Mit einem gutbesuchten Vortrag über „Weinfälschungen im Mittelalter und zu Beginn der Frühen Neuzeit“ des Trierer Historikers Professor Lukas Clemens wurde gestern im Stadtmuseum Simeonstift die Sonderausstellung „WeinReich“ eröffnet.
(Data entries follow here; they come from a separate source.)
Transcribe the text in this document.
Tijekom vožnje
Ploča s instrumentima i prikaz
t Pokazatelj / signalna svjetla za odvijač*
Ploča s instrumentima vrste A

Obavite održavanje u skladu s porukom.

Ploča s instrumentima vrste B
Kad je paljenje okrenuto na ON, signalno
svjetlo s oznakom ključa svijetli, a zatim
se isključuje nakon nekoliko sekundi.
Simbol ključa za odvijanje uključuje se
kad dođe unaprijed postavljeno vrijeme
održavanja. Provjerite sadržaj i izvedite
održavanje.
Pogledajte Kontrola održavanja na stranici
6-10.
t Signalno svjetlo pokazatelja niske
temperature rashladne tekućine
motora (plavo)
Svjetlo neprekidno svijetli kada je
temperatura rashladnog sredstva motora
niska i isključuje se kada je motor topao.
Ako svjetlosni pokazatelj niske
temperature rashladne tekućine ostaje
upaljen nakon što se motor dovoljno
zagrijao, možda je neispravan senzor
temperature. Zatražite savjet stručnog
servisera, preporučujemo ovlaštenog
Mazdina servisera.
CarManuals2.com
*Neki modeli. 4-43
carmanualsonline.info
Die künstlerische Auseinandersetzung mit dem berauschenden Kulturgut wird dabei bewusst in die jeweiligen kulturellen und gesellschaftlichen Zusammenhänge eingebettet – und so erzählen die Exponate im besten Falle stets auch ein Stück Menschheitsgeschichte.

TRIER. Ernst von Ernsthausen wusste bereits vor über einhundert Jahren: „Trier ist ohne Wein gar nicht zu denken.“ Diesen Satz schrieb er 1894 in seinen „Erinnerungen eines preußischen Beamten“. Und auch heute muss man kein Weinkenner sein, um der herausragenden Bedeutung des vergorenen Rebensaftes für die Moselregion gewahr zu werden: ein Blick auf die endlosen Reihen von Rebstöcken, die sich an die kurvenreichen Steilhänge der Mosel schmiegen, genügt.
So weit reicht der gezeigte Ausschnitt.